The Ladies of the 8th Ward Sound Off on Voter ID
Ruth Rump has been working Election Day polling places in Center City for the past 25 years. A Committeewoman in the Eighth ward, she’s had to get a number of additional jobs done preparing for today’s primary, mostly due to the recently-passed Voter ID Act.
“Each voter here got a memo from me about the Voter ID Act and people at the polls have been directed to ask for ID,” she says in her polling place at 18th and JFK. “They got all the info in the mail from me.”
She and several other women in Center City are currently working that polling place for today’s primary election. They say there’s only been one Voter ID problem thus far—and at that, it was a woman who came in early, knew about the law, didn’t like it and refused to show her ID. “She said it’s not until November, and I said, they’re training us. She wasn’t happy but that’s the way it goes.”
None of the five women current working that polling place are particularly appreciative of the new law signed by Gov.
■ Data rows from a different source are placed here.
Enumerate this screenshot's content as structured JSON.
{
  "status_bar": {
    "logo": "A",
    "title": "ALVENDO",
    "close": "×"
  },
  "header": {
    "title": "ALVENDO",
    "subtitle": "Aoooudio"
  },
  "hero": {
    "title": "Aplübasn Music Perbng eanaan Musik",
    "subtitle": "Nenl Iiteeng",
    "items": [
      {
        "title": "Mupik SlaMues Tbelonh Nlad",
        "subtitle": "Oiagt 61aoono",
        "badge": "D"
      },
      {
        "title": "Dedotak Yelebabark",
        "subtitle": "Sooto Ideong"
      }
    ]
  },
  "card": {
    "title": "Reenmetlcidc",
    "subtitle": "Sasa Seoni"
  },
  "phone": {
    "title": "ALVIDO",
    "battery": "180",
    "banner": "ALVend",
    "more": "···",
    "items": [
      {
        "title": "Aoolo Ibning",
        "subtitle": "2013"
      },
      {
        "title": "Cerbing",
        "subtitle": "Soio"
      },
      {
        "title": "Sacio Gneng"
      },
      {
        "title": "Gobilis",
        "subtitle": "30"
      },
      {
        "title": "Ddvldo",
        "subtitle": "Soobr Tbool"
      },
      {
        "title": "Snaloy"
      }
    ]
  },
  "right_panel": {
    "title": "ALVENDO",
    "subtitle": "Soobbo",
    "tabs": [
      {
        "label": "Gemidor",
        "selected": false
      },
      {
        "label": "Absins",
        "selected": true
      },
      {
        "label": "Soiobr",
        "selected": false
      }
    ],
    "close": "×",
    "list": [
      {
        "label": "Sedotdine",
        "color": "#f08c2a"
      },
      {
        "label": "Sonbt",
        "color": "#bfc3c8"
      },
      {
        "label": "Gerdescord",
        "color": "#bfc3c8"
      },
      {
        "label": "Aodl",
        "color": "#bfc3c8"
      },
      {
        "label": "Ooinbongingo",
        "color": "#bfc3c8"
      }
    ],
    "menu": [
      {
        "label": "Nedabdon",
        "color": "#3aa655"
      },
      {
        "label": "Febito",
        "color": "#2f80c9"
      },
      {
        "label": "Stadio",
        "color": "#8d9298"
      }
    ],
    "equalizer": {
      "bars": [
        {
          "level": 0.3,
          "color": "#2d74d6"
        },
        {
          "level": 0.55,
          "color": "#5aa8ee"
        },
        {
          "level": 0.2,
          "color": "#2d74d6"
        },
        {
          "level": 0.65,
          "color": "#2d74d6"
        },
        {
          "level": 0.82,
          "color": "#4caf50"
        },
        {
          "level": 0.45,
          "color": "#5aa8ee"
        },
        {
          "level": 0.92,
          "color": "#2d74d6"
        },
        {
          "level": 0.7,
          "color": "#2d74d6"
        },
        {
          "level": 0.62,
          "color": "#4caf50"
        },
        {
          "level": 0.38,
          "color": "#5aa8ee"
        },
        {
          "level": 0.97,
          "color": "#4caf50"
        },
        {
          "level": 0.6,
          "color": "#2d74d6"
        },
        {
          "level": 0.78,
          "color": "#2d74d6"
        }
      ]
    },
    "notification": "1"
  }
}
Corbett in March.
“They’re trying to correct something that doesn’t need to be corrected,” says Shirley Sobel, also working at the Center City spot. “It’s not broke. Don’t fix it.”
The Committee of Seventy just sent out an email saying some poll workers are confused about the Voter ID law. These women were not.
Rump says she was personally affected by the bill Gov. Corbett signed into law. “I don’t drive anymore,” she says. “My voter card had expired so I went down to the DMV to get a new one. It was packed with people. I went on a Wednesday morning, was there for an hour-and-a-half and all they did was make a copy of it. But what about the people who can’t go down there or are too ill to go down there?”
A voter who came in from the street joins the pile on, after asking what we’re talking about. “I am really against it,” she says. “I think it’s going to exclude a lot of minorities and lower economic people…And I don’t think there are a lot of people out there who are voting five times.”
Pundits have shown that there is a better chance of being hit by lightning than discovering voter fraud in the United States.
The voter ID bill, as we’ve reported in the past, may have an adverse affect on minorities, the poor, the elderly and women, all of whom are more likely than other voters to not have a non-expired ID or one that matches their identity (with women, this often happens due to either a recent marriage or divorce). While poll workers are asking for ID today, you won’t be required to show ID officially, until November.
Asked how Pennsylvania got to the point where the Republican legislature passed Voted ID, Sobel has her theories.
“Young people don’t give a damn,” she says, citing how few people between the ages of 18 and 30 actually come out to vote, which was estimated at 24 percent in 2010. “They don’t look at it as a privilege and a right. They just ignore it, and you think about how many millions of people are eligible to vote and don’t? … There are too many people who spilled blood and died for us to have the right to vote,” she says.